Third, beyond shared structural and political realities, there are some forces unique to each country whose intervention has been critical to the success of these far right personalities.  One is an old actor in Indian politics, the disciplined radical Hindu nationalist organization RSS, whose roots go back to the early 20th century and which was greatly influenced by fascism in Italy and Nazism in Germany, that is the anchor of Modi’s reign.  Another is a relatively new decisive actor in Brazilian politics, the non-Catholic evangelicals that played such an important part in Bolsonaro’s election in 2018.

 

Confronting the Far Right

What steps can be taken by left in both the global South and the global North to challenge, compete with, and, in the end, vanquish the right?

There are many recommendations that emerged in these webinars, but six deserve to be highlighted.
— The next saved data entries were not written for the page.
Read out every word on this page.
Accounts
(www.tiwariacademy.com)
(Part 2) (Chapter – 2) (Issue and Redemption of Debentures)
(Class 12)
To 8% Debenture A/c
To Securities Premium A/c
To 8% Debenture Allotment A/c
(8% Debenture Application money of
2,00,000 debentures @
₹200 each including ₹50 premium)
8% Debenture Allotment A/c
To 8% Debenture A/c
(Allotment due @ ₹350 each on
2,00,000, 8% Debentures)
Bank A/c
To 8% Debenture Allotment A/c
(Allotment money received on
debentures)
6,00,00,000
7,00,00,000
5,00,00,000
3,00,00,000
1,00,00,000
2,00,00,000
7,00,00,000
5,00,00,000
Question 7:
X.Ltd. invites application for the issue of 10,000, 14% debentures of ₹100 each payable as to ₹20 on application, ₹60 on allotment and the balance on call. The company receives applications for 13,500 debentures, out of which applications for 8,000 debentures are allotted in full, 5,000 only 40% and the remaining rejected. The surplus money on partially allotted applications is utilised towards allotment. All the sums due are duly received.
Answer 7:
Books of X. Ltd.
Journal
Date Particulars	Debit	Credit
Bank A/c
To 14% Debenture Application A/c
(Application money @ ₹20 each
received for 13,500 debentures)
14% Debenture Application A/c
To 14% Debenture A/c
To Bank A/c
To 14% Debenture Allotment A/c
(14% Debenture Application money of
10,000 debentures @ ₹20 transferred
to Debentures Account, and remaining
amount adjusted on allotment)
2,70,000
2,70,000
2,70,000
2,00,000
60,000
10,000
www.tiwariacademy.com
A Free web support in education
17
  1. First, we need to stop resorting to easy explanations about the rise of far right, like the claim that it’s trolls that are responsible for it, and acknowledge that far right personalities and movements have a critical mass of popular support.
  2. We need to find ways of stopping the extreme right from coming to power in the first place, like building broad united electoral fronts, even with non-fascist groups we may have differences with. It’s much harder to remove the far right once they’re in power.
  3. We need to make sure we have at the leading edge of our resistance those movements which have a great deal of resonance among broad sectors of the population, including the middle classes, such the movements to stop climate change, promote gender equality, and advance racial justice.
  4. We must fiercely defend human rights and democratic values, even where–or especially where–they have become unpopular. This will involve aggressively championing people and groups that are currently persecuted, with majority opinion being whipped up against them, like Muslims in India and drug users in the Philippines, more than 27,000 of whom have reportedly been slain by Duterte’s police. The current generation may well be compromised by the acquiescence or support that large numbers of them have given to far right figures but our resistance and defense of these values will be an example to the coming generation and will play a role in turning things around.
  5. Let’s not fear to see what we can learn from the extreme right, especially when it comes to the politics of passion or the politics of charisma, and see how we can see how our values can be advanced or promoted in passionate and charismatic ways. We must unite reason to passion, and not see them as being in contradiction, though, of course, we must not violate our commitments to truth, justice, and fair play in the process.
  6. But, probably most important, we need to have a transformative vision that can compete with that of the far right, one based on genuine equality and genuine democratic empowerment that goes beyond the now discredited liberal democracy. Some call this vision socialism. Others would prefer another term, but the important thing is its message of radical, real equality beyond class, gender, and race.

 

*Walden Bello is currently the Adjunct Professor of Sociology at the State University of New York at Binghamton and co-founder of and senior analyst at the Bangkok-based research institute Focus on the Global South.  He served in the House of Representatives of the Philippines from 2009 to 2016 and is the only member of the Congress to have resigned on a matter of principle.  He is the author or co-author of 25 books, the latest of which is Counterrevolution: The Global Rise of the Far Right (2019).